Parmi les 184 diabétiques nouvellement diagnostiqués (dont 111
hommes), les 96 du groupe autocontrôle pratiquaient une glycémie
au doigt à jeun et post-prandiale 4 jours par semaine ; les patients
des groupes intervention et témoin bénéficiaient du même
programme d'éducation thérapeutique structuré, avaient
le même algorithme de traitement antidiabétique : metformine d'abord,
ajustée jusqu'au maximum toléré en fonction du taux d'hémoglobine
à une glitazone ou à l'insuline. Ils répondaient tous les
3 mois à une enquête de bien-être. Il n'y a eu que 2,2% de
sortie d'essai. Aucune différence n'est apparue entre les deux groupes
à un quelconque moment de l'étude (durant 12 mois) en ce qui concerne
les taux d'Hb1C, de BMI, d'utilisation des antidiabétiques oraux, ou
d'incidence des hypoglycémies.
En revanche, l'autocontrôle de la glycémie était associé
à des scores de dépression significativement plus élevés
et une tendance plus fréquente à l'anxiété dans
l'enquête de bien-être faite à 12 mois.
1. O'Kane MJ, Bunting B, Copeland M, Coates VE, on behalf of the ESMON study
group.

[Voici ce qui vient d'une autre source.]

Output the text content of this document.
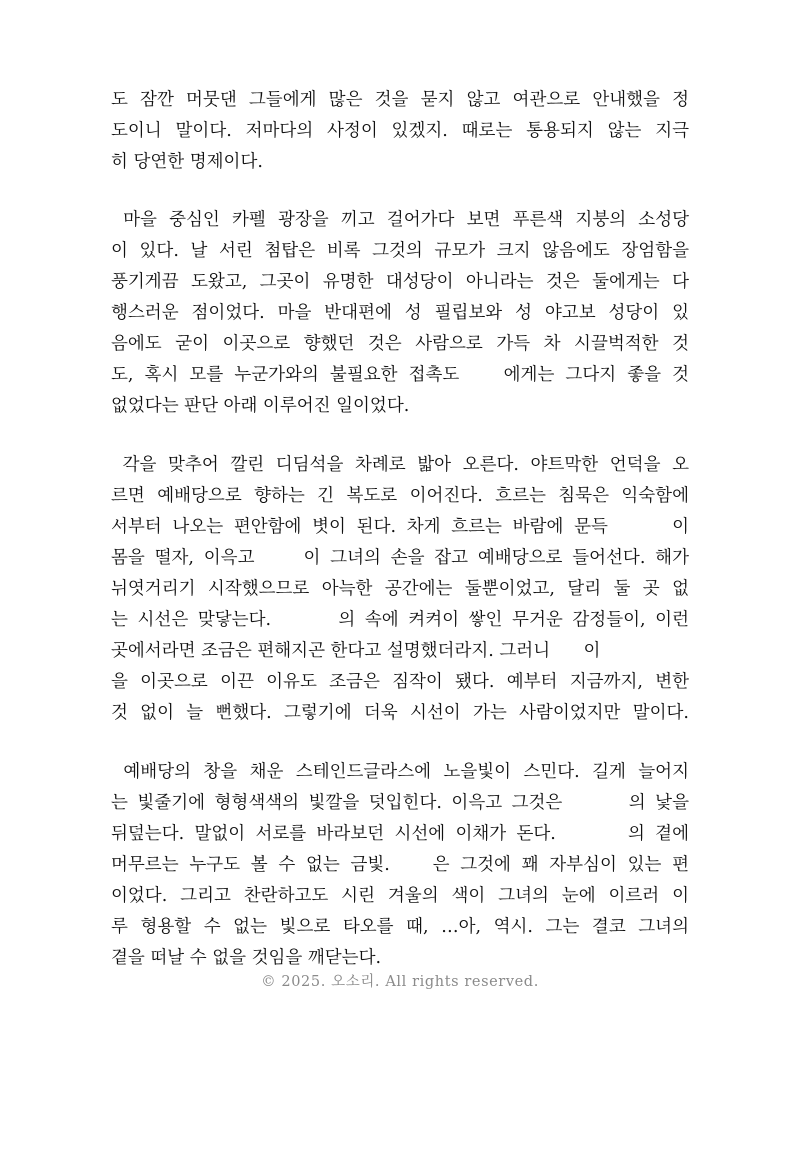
도 잠깐 머뭇댄 그들에게 많은 것을 묻지 않고 여관으로 안내했을 정
도이니 말이다. 저마다의 사정이 있겠지. 때로는 통용되지 않는 지극
히 당연한 명제이다.
마을 중심인 카펠 광장을 끼고 걸어가다 보면 푸른색 지붕의 소성당
이 있다. 날 서린 첨탑은 비록 그것의 규모가 크지 않음에도 장엄함을
풍기게끔 도왔고, 그곳이 유명한 대성당이 아니라는 것은 둘에게는 다
행스러운 점이었다. 마을 반대편에 성 필립보와 성 야고보 성당이 있
음에도 굳이 이곳으로 향했던 것은 사람으로 가득 차 시끌벅적한 것
도, 혹시 모를 누군가와의 불필요한 접촉도    에게는 그다지 좋을 것
없었다는 판단 아래 이루어진 일이었다.
각을 맞추어 깔린 디딤석을 차례로 밟아 오른다. 야트막한 언덕을 오
르면 예배당으로 향하는 긴 복도로 이어진다. 흐르는 침묵은 익숙함에
서부터 나오는 편안함에 볏이 된다. 차게 흐르는 바람에 문득      이
몸을 떨자, 이윽고     이 그녀의 손을 잡고 예배당으로 들어선다. 해가
뉘엿거리기 시작했으므로 아늑한 공간에는 둘뿐이었고, 달리 둘 곳 없
는 시선은 맞닿는다.       의 속에 켜켜이 쌓인 무거운 감정들이, 이런
곳에서라면 조금은 편해지곤 한다고 설명했더라지. 그러니      이
을 이곳으로 이끈 이유도 조금은 짐작이 됐다. 예부터 지금까지, 변한
것 없이 늘 뻔했다. 그렇기에 더욱 시선이 가는 사람이었지만 말이다.
예배당의 창을 채운 스테인드글라스에 노을빛이 스민다. 길게 늘어지
는 빛줄기에 형형색색의 빛깔을 덧입힌다. 이윽고 그것은       의 낯을
뒤덮는다. 말없이 서로를 바라보던 시선에 이채가 돈다.       의 곁에
머무르는 누구도 볼 수 없는 금빛.    은 그것에 꽤 자부심이 있는 편
이었다. 그리고 찬란하고도 시린 겨울의 색이 그녀의 눈에 이르러 이
루 형용할 수 없는 빛으로 타오를 때, …아, 역시. 그는 결코 그녀의
곁을 떠날 수 없을 것임을 깨닫는다.
© 2025. 오소리. All rights reserved.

Efficacy of self monitoring of blood glusose in patients with newly
diagnosed type 2 diabetes (ESMON study): randomised controlled trial. BMJ.
2008;336:1174-7.
2. Gulliford M. Self monitoring of blood glucose in type 2 diabetes.. BMJ.
2008;336:1139-40.
Les questions que se posent la rédaction
* L'éditorial qui accompagne l'article de recherche rappelle l'historique
complexe et sujette à controverses de l'autocontrôle
glycémique chez les diabétiques de type 2 : des méta-analyses
antérieures (la dernière, méthodologiquement contestée,
en 2005) n'avaient constaté qu'un bénéfice minime sur le
taux d'hémoglobine glyquée.
* L'essai irlandais est le premier qui s'intéresse aux conséquences
d'une telle «attention» sur la qualité de vie.
La majoration de l'anxiété et de la dépression probablement
induites par ce suivi «trop» attentif incite à la prudence.
Le «mieux » ennemi du «bien»?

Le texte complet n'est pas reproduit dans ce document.